We've all been there, preparing for an earnings call and needing to better understand the business drivers, the non-recurring one-offs, needing to pick up the phone and call a business leader to really understand what happened in the quarter. But what about the other way around? The more available you make yourself to business leaders: to share the external view of their business, to help them understand the relative value vs. other parts of the business, to provide some competitive analysis, to suggest messaging and a way they can talk about what they've done - the more you'll gain the trust of business leaders. Soon, they will be calling you before they make large strategic decisions, launch new products, alter pricing. Your perspective can help them be more successful, and their trust in you can solidify a seat for IR at the strategic table.


  1. Get the buy-in of your C-suite.


    Fortunately for you, you're a professional at articulating value propositions and you're going to use these skills to convince your CFO, COO and CEO that this "strategy" - IR as a strategic function - will deliver better financial results for the company.


    One of the most important jobs of a CEO is to ensure their leadership team is delivering. There are quarterly business reviews that hold leaders accountable to internal teams, and external earnings calls put CEOs and CFOs in the hot seat, but including a broader bench of business leaders in IR events can help create accountability of these leaders not only internally, but to external counterparts. This also prepares these leaders to step into C-suite roles later on. Investor Days are a great way to serve a dual purpose: encourage business leaders to work on "external-ready" strategies and create opportunities for the C-suite to hold leaders accountable.

    Ultimately, running IR as a strategic function will require advocating for more headcount, which can be hard when you're not a revenue-generating function.
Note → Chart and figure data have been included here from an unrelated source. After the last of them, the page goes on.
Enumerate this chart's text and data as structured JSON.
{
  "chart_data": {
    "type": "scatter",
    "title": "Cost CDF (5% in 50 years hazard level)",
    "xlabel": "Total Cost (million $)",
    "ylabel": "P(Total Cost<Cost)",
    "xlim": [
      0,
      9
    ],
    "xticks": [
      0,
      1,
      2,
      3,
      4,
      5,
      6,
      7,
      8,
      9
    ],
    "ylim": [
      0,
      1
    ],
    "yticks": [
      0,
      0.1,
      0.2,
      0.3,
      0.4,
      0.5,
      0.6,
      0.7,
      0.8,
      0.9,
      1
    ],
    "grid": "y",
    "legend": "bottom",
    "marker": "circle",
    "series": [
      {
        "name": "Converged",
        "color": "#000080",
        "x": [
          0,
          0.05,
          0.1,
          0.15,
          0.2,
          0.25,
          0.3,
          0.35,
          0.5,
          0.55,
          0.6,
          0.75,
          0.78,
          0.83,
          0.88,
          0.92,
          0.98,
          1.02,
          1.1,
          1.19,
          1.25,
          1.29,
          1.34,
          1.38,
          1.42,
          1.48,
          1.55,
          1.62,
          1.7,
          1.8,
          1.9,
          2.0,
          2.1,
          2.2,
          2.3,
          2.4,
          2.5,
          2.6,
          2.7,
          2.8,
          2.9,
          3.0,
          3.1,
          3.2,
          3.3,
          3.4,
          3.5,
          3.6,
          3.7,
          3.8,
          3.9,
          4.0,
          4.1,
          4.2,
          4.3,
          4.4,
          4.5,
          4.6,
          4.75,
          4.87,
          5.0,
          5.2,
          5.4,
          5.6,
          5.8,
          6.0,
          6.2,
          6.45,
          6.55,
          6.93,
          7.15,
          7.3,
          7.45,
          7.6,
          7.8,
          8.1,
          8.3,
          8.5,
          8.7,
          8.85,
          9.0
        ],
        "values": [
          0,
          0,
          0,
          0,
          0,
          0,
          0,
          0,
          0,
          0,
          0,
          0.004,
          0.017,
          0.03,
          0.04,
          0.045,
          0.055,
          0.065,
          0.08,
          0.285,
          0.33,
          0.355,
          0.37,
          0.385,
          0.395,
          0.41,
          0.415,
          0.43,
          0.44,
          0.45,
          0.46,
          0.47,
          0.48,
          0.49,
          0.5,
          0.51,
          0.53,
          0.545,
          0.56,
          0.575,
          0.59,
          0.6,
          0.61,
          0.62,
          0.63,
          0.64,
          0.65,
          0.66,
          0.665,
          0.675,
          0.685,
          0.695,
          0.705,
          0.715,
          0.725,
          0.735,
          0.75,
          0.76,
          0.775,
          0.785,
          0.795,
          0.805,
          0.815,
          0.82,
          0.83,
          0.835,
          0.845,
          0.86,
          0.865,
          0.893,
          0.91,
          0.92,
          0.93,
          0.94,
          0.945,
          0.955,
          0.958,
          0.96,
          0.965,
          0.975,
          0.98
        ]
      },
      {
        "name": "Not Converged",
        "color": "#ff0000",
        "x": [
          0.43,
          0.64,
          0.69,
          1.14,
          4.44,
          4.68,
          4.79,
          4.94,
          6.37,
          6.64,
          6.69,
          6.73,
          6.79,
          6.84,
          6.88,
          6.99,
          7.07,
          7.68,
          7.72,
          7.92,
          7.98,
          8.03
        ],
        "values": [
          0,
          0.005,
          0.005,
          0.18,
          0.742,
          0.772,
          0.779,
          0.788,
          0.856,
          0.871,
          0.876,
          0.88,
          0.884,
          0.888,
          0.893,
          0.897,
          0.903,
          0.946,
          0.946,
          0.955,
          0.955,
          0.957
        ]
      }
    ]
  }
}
But just because you're not a revenue-generating function, doesn't mean you're not a value-creation function.


A strategic IR team can differentiate a company relative to its peers, help your firm garner a premium valuation, and position you and your team members to take on many different strategic roles later on. BlackRock's market cap increased from $35 billion to $150 billion during my tenure in IR. A lot of that was driven by growth in the business, but the role that IR played definitely bolstered it.